Eleven public pension funds, including CalPERS and Texas Teachers', were active participants in the lawsuit Bank of America has settled for $2.43 billion.

(September 28, 2012) – Bank of America has settled a class action lawsuit for $2.43 billion, a chunk of which will go to public pension funds who invested in the bank around the time it acquired Merrill Lynch. 

Ohio’s teachers’ retirement system and public employee pension were among the case’s lead plaintiffs, and will likely receive about $9.7 million and $11.8 million respectively, according to the Columbus Dispatch. The exact amount depends on how many claims are filed—an estimated 70,000 investors are eligible for a slice of the settlement. 

Nine other public pension funds were actively involved in the lawsuit: the Teachers Retirement System of Texas, California Public Employees’ Retirement System, New York State Teachers’ Retirement System, Louisiana Municipal Police Employees Retirement System, Public Employees’ Retirement Association of Colorado, West Palm Beach Police Pension Fund, Westmoreland County Employee Retirement System, Hollywood Police Officers’ Retirement System, and European fund ABP

The suit, which was filed in 2009, accused Bank of America and Merrill of unlawfully covering up Merrill’s $15.3 billion in losses from the fourth quarter of 2008. 

“Under the weight of Merrill’s undisclosed losses,” the complaint asserted, the merger between the two firms “was only salvaged through a $138 billion taxpayer bailout, consisting of an emergency infusion of more than $20 billion in government capital and $118 billion in asset guarantees. This funding was in direct contrast to BOA’s statements before the Merger that the company did not need government assistance…. Plaintiffs suffered substantial damages as a result of defendants’ material misrepresentations and omissions in connection with the merger.” 

Furthermore, the complaint accuses Bank of America of secretly permitting the hemorrhaging Merrill Lynch to pay out $5.8 billion in employee bonuses before the merger’s closing date. 

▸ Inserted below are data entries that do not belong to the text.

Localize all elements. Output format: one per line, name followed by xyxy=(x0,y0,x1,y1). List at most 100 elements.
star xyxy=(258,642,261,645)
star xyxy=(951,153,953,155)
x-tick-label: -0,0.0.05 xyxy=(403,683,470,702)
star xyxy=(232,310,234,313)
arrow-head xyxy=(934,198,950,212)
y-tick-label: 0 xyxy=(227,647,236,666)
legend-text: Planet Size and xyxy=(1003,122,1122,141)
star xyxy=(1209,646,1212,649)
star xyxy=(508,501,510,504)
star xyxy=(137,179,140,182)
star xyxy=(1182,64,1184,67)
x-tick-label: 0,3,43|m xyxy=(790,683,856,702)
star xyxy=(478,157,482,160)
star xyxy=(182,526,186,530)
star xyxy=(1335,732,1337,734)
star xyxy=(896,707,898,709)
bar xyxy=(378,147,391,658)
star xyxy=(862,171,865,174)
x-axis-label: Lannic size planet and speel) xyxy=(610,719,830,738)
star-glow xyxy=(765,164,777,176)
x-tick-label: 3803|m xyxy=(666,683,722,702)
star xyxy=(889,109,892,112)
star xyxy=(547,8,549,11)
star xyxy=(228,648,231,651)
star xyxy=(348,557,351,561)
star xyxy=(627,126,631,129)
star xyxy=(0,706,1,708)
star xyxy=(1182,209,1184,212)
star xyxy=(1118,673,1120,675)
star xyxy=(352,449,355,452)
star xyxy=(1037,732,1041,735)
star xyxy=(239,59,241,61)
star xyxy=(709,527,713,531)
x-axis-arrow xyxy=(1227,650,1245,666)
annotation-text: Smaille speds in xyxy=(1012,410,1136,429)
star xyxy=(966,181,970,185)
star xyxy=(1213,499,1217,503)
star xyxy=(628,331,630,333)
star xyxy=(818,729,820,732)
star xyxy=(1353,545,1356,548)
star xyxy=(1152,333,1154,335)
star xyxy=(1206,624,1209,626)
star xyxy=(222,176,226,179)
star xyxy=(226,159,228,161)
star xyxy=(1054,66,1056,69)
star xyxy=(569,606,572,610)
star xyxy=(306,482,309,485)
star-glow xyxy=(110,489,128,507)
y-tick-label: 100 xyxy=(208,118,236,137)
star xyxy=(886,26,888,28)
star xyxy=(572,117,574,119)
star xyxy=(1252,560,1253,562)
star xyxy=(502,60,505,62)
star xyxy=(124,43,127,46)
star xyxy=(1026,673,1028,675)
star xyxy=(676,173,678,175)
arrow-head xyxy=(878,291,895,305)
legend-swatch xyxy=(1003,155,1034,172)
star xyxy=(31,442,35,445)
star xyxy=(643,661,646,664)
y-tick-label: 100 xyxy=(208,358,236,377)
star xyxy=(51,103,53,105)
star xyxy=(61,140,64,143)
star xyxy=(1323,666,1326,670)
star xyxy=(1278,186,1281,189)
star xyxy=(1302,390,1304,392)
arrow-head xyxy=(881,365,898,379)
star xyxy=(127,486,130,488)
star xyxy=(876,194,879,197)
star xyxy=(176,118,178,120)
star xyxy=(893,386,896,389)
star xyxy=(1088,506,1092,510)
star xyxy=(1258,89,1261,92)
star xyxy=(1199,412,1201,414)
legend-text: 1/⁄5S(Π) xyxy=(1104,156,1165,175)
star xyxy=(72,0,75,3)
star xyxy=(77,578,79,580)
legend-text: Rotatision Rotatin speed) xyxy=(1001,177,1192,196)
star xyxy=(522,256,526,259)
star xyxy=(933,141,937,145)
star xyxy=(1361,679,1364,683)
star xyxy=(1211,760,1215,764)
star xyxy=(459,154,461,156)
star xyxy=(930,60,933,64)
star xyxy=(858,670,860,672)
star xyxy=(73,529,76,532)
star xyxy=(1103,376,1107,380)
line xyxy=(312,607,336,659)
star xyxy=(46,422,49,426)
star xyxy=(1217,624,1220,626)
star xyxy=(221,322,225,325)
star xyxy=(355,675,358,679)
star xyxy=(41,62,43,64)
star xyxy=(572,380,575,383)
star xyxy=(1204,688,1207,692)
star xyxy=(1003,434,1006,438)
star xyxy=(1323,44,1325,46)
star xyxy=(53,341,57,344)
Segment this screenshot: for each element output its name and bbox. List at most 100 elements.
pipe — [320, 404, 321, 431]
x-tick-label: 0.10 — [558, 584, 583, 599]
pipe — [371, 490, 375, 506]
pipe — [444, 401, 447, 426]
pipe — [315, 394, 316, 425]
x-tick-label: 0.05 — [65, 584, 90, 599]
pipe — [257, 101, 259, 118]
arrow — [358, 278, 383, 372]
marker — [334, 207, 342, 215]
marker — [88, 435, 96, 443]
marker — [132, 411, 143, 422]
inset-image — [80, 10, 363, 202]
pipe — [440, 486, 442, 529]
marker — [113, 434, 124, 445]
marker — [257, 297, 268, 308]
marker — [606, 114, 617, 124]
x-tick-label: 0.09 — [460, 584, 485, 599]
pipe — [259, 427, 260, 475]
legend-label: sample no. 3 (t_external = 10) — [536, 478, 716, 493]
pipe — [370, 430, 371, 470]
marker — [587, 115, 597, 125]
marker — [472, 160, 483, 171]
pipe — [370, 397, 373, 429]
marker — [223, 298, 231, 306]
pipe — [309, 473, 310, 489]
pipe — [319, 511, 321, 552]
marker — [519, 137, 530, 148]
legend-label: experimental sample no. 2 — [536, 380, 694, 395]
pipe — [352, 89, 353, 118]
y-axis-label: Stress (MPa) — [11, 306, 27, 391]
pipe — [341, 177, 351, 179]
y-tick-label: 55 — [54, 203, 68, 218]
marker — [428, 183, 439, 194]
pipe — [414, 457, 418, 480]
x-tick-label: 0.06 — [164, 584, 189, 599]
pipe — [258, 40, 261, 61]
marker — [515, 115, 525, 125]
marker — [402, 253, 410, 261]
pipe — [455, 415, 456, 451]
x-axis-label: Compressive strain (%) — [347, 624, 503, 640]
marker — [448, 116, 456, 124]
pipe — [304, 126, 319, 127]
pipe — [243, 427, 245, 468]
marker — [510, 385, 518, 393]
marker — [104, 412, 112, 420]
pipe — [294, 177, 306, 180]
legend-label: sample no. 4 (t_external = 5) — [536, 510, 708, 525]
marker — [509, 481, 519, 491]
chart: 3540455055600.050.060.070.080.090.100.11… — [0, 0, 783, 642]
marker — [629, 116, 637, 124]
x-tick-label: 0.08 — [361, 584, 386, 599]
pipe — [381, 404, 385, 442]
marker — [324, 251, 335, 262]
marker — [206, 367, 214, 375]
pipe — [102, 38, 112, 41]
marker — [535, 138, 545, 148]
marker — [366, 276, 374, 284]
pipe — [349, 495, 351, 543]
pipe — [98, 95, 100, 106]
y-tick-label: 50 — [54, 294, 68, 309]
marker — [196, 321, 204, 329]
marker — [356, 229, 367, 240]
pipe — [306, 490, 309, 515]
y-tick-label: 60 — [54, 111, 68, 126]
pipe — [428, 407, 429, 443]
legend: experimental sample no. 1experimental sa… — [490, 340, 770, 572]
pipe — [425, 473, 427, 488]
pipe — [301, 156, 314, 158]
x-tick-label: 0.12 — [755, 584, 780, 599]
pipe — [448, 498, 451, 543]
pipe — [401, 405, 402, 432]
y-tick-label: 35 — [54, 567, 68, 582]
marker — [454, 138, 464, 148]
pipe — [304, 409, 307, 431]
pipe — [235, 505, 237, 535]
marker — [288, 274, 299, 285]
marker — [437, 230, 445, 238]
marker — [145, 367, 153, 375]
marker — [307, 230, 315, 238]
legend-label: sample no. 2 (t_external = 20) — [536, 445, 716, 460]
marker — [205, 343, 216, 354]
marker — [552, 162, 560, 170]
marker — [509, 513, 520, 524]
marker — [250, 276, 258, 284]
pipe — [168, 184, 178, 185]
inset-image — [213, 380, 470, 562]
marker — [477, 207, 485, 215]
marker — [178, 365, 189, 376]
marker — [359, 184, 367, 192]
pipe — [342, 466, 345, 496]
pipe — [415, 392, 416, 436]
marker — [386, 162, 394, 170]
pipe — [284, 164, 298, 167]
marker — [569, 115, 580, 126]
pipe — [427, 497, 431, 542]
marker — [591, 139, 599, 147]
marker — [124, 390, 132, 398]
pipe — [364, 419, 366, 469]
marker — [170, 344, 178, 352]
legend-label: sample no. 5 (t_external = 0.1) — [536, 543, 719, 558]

“In celebrating the closing of the merger on January 1, 2009,” the complaint alleged, the “defendants made materially false and misleading statements and omissions of material fact by claiming, among other things, that the transaction ‘uniquely positioned [BOA] to win market share and expand [BOA’s] leadership position in markets around the world.’” As Bank of America gradually disclosed the scale of Merrill’s losses and tempered expectations of its own performance, the bank’s shares dropped precipitously, according to the suit. Between September 12 2008, the day before the merger was announced, to January 22 2009, when Merrill’s bonus payments came to light, Bank of America’s stock declined in value by $28.03 per share. 

The $2.43 billion settlement is the fourth-largest ever for a securities class action against a single defendant, and the largest for cases involving no account fraud or criminal convictions. 

“Resolving this litigation removes uncertainty and risk and is in the best interests of our shareholders,” said Brian Moynihan, Bank of America’s chief executive officer, in a statement. “As we work to put these long-standing issues behind us, our primary focus is on the future and serving our customers and clients.”